Vor dem Frauenteam des JC 66 Bottrop liegt viel Arbeit

Szaundra Diedrich (r.) kämpft künftig für den JSV Speyer in der Südgruppe der 1. Bundesliga.
Szaundra Diedrich (r.) kämpft künftig für den JSV Speyer in der Südgruppe der 1. Bundesliga.
Foto: WAZFotoPool
Was wir bereits wissen
Mit Szaundra Diedrich, Maike Ziech und Maike Riehl müssen die Frauen des JC 66 drei Abgänge kompensieren. Ein Gespräch mit Manager Guido Materzok.

Bottrop.. Das Frauen-Bundesliga-Team des JC 66 steht einer großen Herausforderung gegenüber. Hieß das Ziel in den vergangenen Jahren stets Finalrunde, wird es für die Bottroper nun ab dem 2. Mai wegen mehrerer Abgänge um den Klassenerhalt gehen. Ein Gespräch über das Personal mit JC-Manager Guido Materzok.

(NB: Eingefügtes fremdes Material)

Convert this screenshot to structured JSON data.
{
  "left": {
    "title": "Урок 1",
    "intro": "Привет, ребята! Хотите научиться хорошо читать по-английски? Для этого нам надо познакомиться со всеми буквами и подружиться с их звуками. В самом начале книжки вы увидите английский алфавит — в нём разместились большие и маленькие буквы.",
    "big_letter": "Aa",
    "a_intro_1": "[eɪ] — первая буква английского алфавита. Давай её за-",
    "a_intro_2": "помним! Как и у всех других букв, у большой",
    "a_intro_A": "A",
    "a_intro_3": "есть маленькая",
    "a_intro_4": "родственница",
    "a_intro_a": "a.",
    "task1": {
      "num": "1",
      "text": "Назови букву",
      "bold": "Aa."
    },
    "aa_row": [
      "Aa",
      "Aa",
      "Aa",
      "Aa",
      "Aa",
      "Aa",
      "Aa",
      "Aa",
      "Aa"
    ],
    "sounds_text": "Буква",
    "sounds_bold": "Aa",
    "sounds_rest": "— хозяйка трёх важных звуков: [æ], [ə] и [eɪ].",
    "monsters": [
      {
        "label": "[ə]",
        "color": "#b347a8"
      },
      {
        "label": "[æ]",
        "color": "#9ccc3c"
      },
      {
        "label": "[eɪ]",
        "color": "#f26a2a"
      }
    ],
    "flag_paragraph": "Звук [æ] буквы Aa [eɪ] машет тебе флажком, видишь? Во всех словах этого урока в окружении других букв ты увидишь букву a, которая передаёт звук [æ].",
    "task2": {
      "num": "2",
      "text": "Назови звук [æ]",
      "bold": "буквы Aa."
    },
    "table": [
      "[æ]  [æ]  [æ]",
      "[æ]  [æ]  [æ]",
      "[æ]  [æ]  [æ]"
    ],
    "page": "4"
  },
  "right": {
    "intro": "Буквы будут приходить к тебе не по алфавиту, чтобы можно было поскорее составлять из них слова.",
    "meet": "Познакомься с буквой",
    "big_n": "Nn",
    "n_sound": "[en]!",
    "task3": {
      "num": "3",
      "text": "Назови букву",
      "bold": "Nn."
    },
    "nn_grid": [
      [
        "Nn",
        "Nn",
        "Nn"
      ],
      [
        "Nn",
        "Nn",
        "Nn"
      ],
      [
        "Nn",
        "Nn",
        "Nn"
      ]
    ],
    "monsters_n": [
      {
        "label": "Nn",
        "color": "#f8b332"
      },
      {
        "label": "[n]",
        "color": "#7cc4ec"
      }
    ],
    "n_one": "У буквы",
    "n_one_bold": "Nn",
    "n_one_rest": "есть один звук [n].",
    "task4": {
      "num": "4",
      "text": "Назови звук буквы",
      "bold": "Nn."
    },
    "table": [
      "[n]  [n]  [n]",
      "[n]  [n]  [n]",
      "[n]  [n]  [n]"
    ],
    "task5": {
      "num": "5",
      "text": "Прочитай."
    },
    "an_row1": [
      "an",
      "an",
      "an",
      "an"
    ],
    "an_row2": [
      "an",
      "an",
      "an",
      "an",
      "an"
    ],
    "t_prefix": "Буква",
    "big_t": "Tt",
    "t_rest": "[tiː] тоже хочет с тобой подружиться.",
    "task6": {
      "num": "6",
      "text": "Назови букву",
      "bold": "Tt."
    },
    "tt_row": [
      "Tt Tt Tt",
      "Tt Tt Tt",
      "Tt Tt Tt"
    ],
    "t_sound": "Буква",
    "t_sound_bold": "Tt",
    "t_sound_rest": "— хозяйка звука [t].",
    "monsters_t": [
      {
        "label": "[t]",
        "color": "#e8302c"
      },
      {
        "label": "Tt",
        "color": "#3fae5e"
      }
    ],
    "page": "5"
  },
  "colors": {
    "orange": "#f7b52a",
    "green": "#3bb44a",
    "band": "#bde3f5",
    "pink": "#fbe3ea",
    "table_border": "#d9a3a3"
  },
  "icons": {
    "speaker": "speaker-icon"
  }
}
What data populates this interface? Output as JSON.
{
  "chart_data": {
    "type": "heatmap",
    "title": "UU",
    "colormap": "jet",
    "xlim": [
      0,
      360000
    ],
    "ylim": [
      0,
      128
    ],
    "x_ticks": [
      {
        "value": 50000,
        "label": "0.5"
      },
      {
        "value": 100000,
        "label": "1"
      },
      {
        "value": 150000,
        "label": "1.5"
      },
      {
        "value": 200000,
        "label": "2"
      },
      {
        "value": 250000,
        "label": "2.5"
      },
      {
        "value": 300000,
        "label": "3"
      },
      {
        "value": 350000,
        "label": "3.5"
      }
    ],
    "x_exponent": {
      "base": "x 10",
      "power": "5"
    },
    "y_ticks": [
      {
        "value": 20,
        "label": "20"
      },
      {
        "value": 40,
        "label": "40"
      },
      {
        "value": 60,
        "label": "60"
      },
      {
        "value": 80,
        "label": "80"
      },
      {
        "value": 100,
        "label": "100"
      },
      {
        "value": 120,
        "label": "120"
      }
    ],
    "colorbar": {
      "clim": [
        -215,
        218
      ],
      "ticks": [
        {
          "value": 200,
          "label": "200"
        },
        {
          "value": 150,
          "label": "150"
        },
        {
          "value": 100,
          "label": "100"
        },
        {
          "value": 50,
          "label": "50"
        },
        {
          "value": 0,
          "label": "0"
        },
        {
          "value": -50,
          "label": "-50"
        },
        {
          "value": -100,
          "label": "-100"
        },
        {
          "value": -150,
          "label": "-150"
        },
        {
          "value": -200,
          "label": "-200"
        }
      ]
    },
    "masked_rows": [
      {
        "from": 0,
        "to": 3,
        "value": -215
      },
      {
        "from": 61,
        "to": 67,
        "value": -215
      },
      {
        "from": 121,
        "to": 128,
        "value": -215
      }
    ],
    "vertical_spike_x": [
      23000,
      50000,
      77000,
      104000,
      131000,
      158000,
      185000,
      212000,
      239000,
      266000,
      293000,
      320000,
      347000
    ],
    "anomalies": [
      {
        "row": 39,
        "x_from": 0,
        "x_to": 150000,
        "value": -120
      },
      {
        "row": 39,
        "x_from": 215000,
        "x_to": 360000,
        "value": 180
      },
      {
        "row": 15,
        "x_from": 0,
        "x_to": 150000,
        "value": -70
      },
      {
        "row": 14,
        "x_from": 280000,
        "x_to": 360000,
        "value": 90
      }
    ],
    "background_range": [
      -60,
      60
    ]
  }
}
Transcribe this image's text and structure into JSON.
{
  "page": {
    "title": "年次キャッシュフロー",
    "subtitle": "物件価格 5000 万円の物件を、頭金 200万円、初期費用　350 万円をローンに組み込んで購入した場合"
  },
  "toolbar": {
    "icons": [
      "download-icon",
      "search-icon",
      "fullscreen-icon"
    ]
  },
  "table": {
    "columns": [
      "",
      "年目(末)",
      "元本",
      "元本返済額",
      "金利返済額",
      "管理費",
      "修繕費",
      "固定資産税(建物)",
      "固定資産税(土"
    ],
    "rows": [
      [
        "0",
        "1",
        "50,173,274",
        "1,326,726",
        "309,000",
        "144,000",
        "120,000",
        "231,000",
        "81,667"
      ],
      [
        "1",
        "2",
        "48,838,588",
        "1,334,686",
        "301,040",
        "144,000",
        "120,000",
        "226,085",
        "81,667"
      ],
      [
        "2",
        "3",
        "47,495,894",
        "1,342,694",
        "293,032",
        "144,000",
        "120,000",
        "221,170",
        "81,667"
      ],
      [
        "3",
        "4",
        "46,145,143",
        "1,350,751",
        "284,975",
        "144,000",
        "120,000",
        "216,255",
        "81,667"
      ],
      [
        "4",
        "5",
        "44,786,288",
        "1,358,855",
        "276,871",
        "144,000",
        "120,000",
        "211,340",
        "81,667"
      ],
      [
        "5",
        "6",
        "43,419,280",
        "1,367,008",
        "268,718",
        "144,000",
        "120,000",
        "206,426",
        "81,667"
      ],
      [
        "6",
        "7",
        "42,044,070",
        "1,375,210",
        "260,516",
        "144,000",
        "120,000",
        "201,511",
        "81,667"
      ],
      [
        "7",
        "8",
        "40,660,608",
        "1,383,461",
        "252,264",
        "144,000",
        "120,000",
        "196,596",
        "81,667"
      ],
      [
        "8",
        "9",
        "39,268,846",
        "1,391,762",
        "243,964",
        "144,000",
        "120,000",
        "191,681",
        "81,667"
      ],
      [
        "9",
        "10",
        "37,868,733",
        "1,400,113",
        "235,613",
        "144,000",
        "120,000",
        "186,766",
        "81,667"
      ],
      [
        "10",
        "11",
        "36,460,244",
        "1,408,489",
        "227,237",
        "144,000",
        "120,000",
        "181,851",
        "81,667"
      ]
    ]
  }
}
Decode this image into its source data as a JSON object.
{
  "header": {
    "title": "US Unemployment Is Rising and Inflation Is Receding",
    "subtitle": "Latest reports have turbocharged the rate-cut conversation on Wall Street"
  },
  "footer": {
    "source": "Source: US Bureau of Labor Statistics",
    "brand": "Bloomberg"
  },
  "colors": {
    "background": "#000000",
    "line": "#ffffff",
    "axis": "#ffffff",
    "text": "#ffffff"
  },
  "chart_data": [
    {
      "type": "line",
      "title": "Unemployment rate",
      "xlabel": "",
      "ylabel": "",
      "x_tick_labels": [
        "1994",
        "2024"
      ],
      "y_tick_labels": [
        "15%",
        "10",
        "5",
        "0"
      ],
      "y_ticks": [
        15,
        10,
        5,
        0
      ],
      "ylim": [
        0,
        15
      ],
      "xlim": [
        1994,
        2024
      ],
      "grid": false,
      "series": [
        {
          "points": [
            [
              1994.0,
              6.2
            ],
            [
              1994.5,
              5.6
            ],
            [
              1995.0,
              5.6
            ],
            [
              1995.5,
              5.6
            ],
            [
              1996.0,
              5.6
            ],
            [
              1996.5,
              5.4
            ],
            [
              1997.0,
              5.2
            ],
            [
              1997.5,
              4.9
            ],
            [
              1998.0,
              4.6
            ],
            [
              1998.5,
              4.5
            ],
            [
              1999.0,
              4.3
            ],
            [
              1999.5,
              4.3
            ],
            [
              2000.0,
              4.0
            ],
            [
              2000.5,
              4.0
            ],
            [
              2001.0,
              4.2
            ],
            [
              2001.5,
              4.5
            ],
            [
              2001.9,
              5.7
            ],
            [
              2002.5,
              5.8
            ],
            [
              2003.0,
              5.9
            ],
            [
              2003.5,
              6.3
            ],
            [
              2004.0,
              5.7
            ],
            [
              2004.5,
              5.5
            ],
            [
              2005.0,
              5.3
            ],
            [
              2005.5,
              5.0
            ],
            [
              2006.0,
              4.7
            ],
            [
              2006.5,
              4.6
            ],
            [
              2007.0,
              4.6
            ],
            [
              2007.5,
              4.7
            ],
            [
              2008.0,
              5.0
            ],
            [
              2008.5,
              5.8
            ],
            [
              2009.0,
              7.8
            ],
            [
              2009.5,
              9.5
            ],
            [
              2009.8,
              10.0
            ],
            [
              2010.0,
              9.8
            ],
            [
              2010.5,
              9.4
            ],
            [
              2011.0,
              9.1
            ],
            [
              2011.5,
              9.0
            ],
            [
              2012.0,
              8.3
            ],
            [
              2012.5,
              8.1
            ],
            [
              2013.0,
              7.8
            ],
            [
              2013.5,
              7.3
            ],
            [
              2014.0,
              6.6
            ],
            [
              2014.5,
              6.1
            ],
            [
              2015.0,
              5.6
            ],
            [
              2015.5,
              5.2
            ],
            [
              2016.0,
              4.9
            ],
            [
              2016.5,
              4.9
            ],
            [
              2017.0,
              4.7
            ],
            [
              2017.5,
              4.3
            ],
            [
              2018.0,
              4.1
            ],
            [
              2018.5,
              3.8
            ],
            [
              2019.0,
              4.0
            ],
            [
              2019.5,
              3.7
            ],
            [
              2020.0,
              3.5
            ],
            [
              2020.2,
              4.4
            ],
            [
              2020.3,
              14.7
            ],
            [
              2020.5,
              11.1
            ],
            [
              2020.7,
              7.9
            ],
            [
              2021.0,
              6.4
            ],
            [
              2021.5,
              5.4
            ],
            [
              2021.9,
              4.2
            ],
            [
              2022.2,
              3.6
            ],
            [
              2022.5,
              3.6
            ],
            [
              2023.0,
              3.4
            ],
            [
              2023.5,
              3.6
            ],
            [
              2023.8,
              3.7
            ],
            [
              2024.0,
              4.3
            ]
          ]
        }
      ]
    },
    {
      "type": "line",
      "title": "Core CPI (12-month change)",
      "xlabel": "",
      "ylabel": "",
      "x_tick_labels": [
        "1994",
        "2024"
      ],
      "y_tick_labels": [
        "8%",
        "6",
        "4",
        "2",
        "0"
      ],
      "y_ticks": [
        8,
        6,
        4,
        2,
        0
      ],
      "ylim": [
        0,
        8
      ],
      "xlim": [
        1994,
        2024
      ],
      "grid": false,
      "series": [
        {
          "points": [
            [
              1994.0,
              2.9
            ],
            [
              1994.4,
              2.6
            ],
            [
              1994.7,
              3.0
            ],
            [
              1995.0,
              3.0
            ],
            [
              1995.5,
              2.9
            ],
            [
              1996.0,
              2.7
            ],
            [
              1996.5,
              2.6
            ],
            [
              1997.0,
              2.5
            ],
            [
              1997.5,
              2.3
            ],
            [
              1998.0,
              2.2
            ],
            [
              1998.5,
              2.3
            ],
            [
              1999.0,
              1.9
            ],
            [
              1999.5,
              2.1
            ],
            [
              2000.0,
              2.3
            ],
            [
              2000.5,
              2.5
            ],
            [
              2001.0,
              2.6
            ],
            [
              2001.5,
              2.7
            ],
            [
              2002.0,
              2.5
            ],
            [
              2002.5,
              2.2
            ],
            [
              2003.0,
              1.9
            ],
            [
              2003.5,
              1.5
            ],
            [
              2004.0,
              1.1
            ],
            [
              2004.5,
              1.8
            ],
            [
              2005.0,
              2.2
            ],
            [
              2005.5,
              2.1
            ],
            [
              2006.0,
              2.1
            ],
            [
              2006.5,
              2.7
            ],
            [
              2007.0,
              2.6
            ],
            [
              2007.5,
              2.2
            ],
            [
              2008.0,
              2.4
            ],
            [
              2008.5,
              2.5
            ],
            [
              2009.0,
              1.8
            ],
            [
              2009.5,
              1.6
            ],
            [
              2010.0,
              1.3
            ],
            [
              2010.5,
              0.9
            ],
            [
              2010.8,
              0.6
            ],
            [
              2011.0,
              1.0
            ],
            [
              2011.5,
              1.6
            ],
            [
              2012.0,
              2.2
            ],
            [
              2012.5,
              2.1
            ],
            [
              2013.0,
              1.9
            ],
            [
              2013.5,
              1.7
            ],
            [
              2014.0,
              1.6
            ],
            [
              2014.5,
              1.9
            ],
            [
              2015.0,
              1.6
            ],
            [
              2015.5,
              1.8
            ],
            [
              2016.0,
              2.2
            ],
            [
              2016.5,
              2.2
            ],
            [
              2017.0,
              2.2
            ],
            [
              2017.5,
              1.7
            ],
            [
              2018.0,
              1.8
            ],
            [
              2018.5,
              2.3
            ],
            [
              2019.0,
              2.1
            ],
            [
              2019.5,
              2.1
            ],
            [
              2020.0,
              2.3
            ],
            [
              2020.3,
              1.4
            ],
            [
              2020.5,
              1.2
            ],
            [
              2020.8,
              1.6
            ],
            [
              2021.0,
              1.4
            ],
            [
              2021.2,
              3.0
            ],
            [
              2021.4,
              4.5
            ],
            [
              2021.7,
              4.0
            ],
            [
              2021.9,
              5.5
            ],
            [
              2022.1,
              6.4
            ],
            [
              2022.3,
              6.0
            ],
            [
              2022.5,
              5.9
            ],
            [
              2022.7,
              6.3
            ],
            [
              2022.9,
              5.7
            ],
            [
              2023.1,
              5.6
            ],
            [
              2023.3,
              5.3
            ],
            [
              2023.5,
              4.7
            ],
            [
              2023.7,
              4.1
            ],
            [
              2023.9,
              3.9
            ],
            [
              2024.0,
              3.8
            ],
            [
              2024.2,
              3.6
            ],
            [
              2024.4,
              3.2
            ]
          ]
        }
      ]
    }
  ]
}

Herr Materzok, die Aufgabe für Sie und den JC 66 dürfte derzeit keine einfache sein. Mit Szaundra Diedrich und Maike Ziech haben die zwei Topkämpferinnen den Verein Richtung Speyer verlassen, Maike Riehl zieht es nach Witten. Wo holen Sie nun den Ersatz für die 1. Bundesliga her?
Materzok: Wir sind derzeit am Ball, haben einige neue Kämpferinnen im Visier, aber noch keine 100-prozentigen Zusagen. Klar ist für uns aber: Wir befinden uns praktisch im Neuaufbau. Szaundra Diedrich und Maike Ziech waren auch auf internationaler Bühne eine echte Hausnummer, die ersetzt man nicht so einfach, auch wenn sie in der zurückliegenden Saison jeweils nur zweimal für uns auf der Matte stehen konnten. Die Kandidatenliste in den höheren Gewichtsklassen ist ohnehin sehr überschaubar. Da haben wir mit unseren niederländischen Kämpferinnen Guusje Steenhuis und Tessie Savelkouls zwar gute Kämpferinnen, aber es gibt ja nicht selten Terminüberschneidungen mit internationalen Turnieren.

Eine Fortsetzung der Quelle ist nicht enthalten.